Creating advocates for history through the stories of greater Los Angeles.
by Paul R. Spitzzeri
In the 1970s, after the City of Industry’s General Plan included the preservation and restoration of the Homestead as one of its elements and it was decided to make the project the city’s contribution to the American bicentennial, the planning and execution of the work took place.
The city invested a significant amount of money and time on the project and it hired Raymond Girvigian, best known for his work in the restoration of California’s state capitol, to serve as restoration architect. Girvigian, in turn, worked with a great many contractors to carry the project to fruition, with the bulk of the physical work taking place between 1977 and 1981.

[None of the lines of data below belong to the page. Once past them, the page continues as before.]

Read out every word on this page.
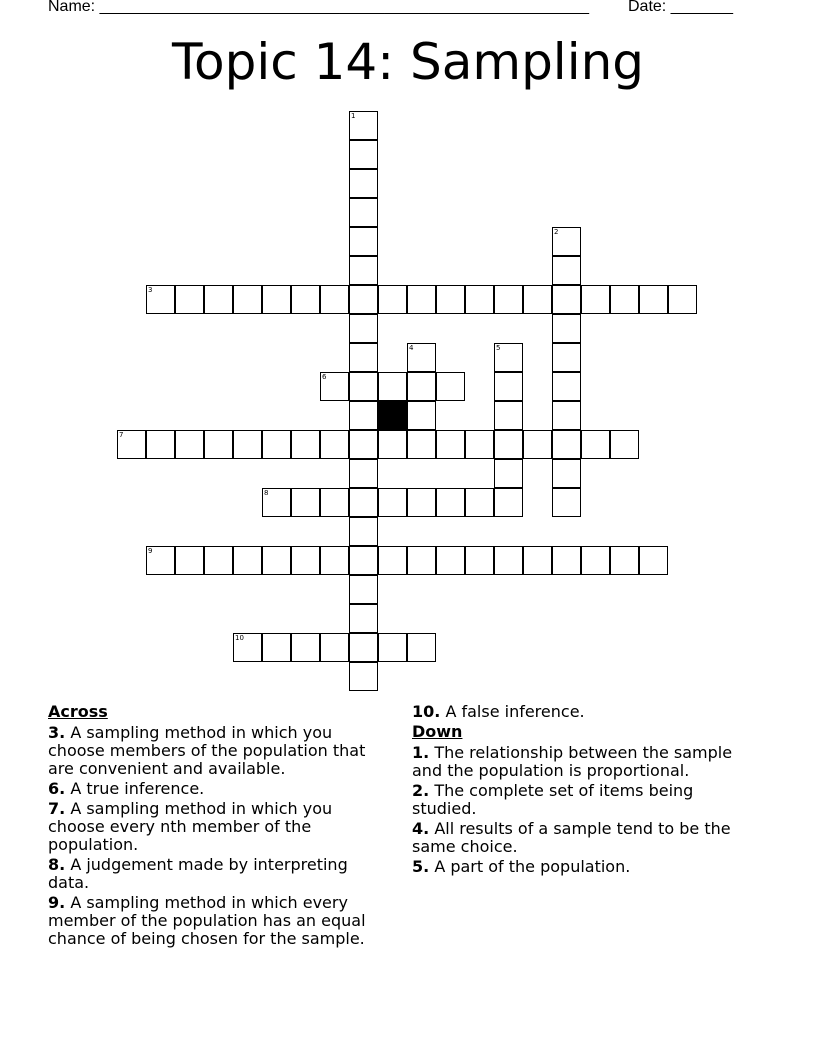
Name: _______________________________________________________ Date: _______
Topic 14: Sampling
1
2
3
4	5
6
7
8
9
10
Across
3. A sampling method in which you choose members of the population that are convenient and available.
6. A true inference.
7. A sampling method in which you choose every nth member of the population.
8. A judgement made by interpreting data.
9. A sampling method in which every member of the population has an equal chance of being chosen for the sample.
10. A false inference.
Down
1. The relationship between the sample and the population is proportional.
2. The complete set of items being studied.
4. All results of a sample tend to be the same choice.
5. A part of the population.
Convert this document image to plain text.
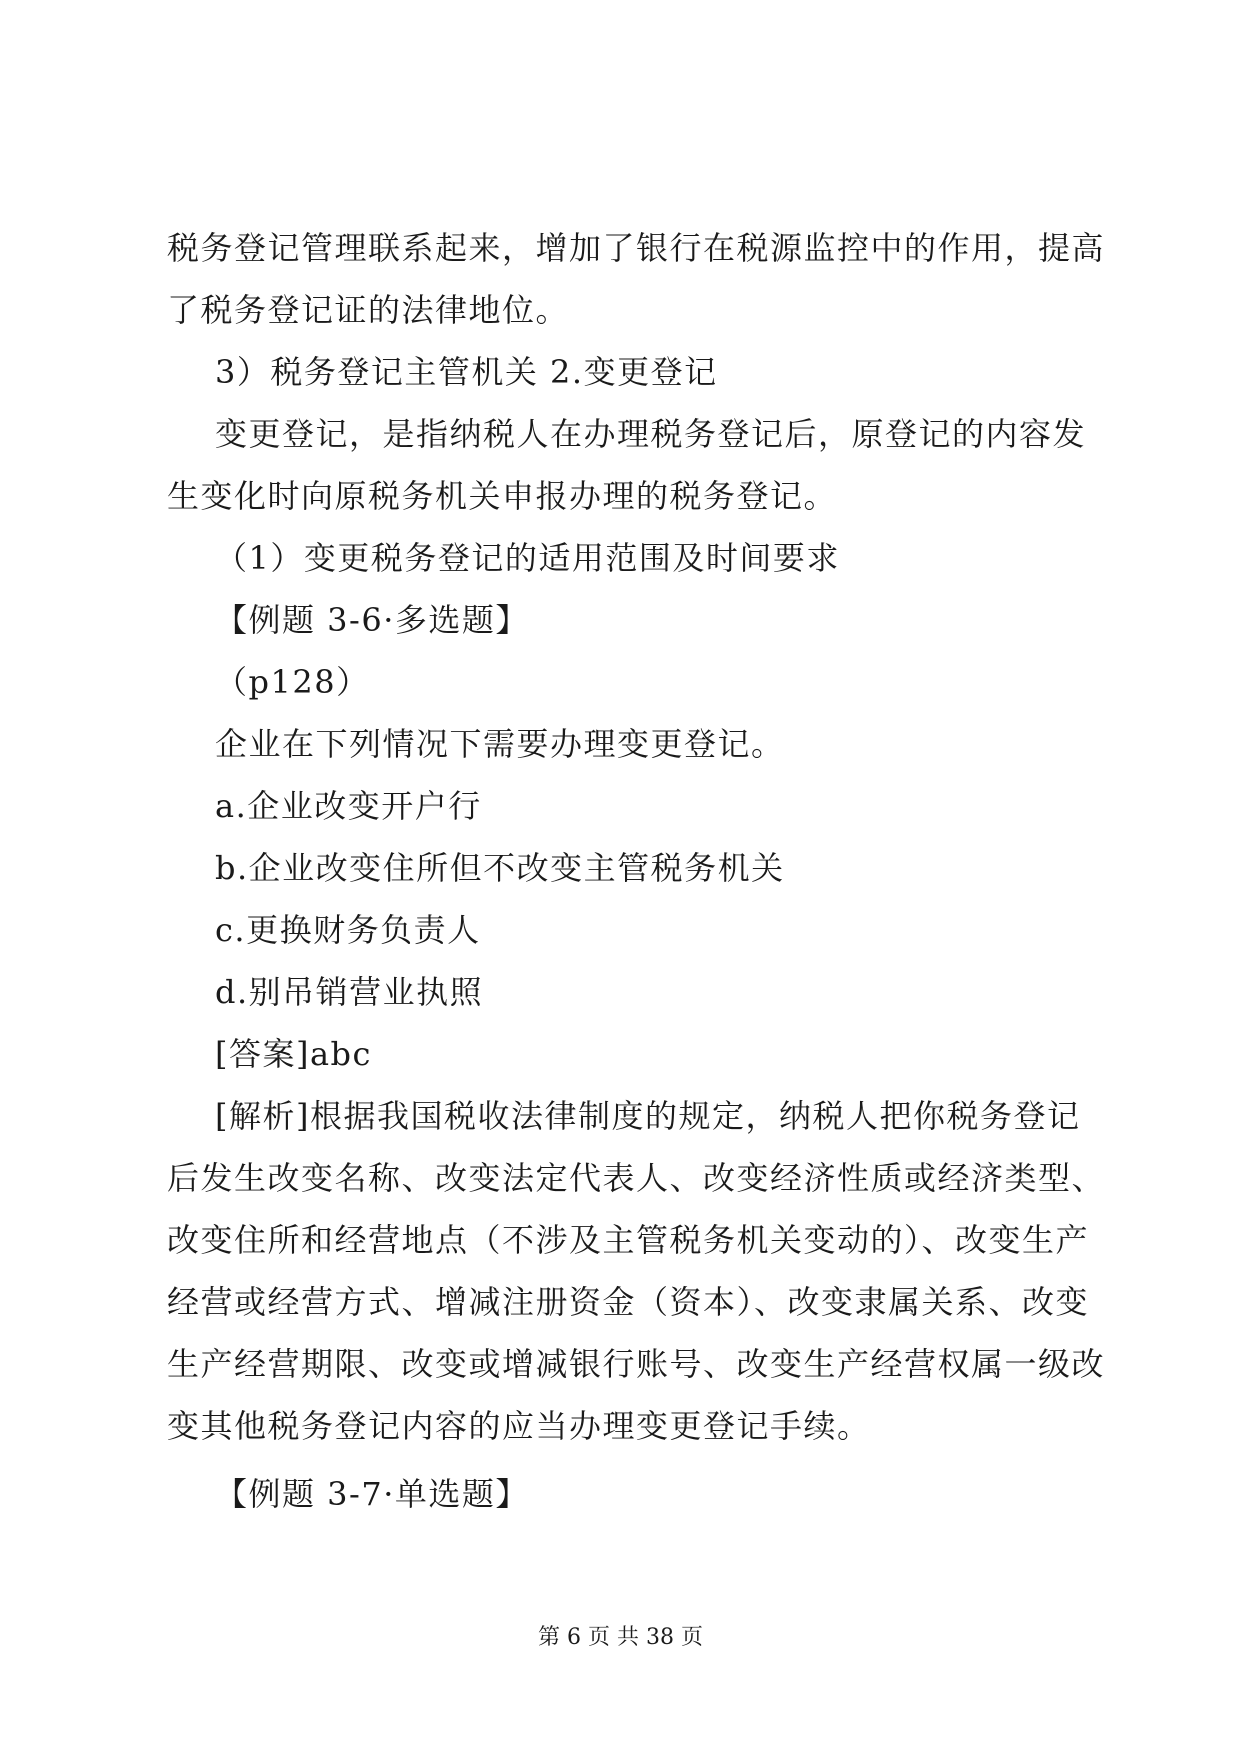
税务登记管理联系起来，增加了银行在税源监控中的作用，提高

了税务登记证的法律地位。

3）税务登记主管机关 2.变更登记

变更登记，是指纳税人在办理税务登记后，原登记的内容发

生变化时向原税务机关申报办理的税务登记。

（1）变更税务登记的适用范围及时间要求

【例题 3-6·多选题】

（p128）

企业在下列情况下需要办理变更登记。

a.企业改变开户行

b.企业改变住所但不改变主管税务机关

c.更换财务负责人

d.别吊销营业执照

[答案]abc

[解析]根据我国税收法律制度的规定，纳税人把你税务登记

后发生改变名称、改变法定代表人、改变经济性质或经济类型、

改变住所和经营地点（不涉及主管税务机关变动的）、改变生产

经营或经营方式、增减注册资金（资本）、改变隶属关系、改变

生产经营期限、改变或增减银行账号、改变生产经营权属一级改

变其他税务登记内容的应当办理变更登记手续。

【例题 3-7·单选题】

第 6 页 共 38 页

On this day, thirty-eight years ago, some Polaroid snapshots were taken of a few elements of the project, consisting of work at La Casa Nueva, the 1920s Spanish Colonial Revival mansion of the Walter and Laura Temple family that was the centerpiece of the restoration project.
The first group of images show the restoration of an exterior stair rail, leading from the ground floor to the second-floor balcony in the rear courtyard. It includes a view of the rail before any work was done, as well as two photos showing the completion of a ball top cap for the newel post at the bottom of the stairs and a section of a hand rail and balusters at the top.
The second group pertain to work on interior doors. After 194o, when Harry and Lois Brown purchased the Homestead and established El Encanto Sanitarium, the successor of which still operates, under city auspices, to the north of the museum, they tried to preserve what they could of the historic houses, while still renovating them for the use of the facility.
One room that probably had much the same use during a good deal of the years of the sanitarium’s occupancy as when the Temples used the home was the cold storage pantry behind the kitchen. At some point, however, one of the doors leading to the exterior of the house–probably the east-facing one which was hammered by the sun, while the west-facing one was shaded by a portico in the courtyard–had to be replaced. The original and its replacement are shown together in the one of the photos.
The Brown family, which vacated La Casa Nueva in the late 1960s when they completed the current El Encanto facility, sold the home to the City of Industry at the end of 1975. At some point prior, vandalism occurred at the house, including the loss of some stained and painted glass windows, an original 1876 oil painting of William Workman that hung in the main hall, and two sets of ornately carved wood doors leading from the hall to the library and the dining room.
Two of these snapshots show panels that were made for the replication of these sets of doors and give an idea of the kind of craftsmanship and detail that was involved in both the originals and their doubles. The wood carving that had to be done throughout the house was undertaken by Harvey Morris, whose career was as an electrician, but who did custom woodworking as a sidelight.
Harvey’s efforts during the restoration were so stellar that he was asked to stay on to do additional work of all kinds at the museum for many years. I had the great pleasure of working with Harvey for quite a while and, when I was married twenty years ago, he carved a plaque for me and my wife that has a proud place in our home. Harvey died in 2001, having devoted about a quarter century of work to the museum.
In fact, there were many people who had significant roles in the Homestead’s restoration. A few months ago, Lorenzo Valdez, who worked as a mason, dropped in to visit and he and I spent some time talking about his work and I found a couple of photos from the restoration years to show him.
Some twenty years ago, I did oral histories with Jose Gonzalez, whose company did the remarkable tile work during the restoration, and with the late Mel Gooch, who had a key supervisory role both during restoration and for some years afterward as the museum operated. Joe came by for a visit recently, as well, though I didn’t get a chance to speak to him.
Finally, there is Ray Girvigian, who just turned ninety years old and was here in 2015 when we unveiled the renovations at the Workman House at our Victorian Fair that spring. Ray’s oversight of and the work of many craftspeople during the Homestead’s restoration, including work with the historic structures, El Campo Santo cemetery, the award-winning gardens and landscape, parking lots, walkways, and the modern Gallery built at the time, is appreciated by the thousands of visitors who come to the museum’s tours, events and programs.
These photos are just a few of many that will be shared here in the future to show what the Homestead’s restoration process involved.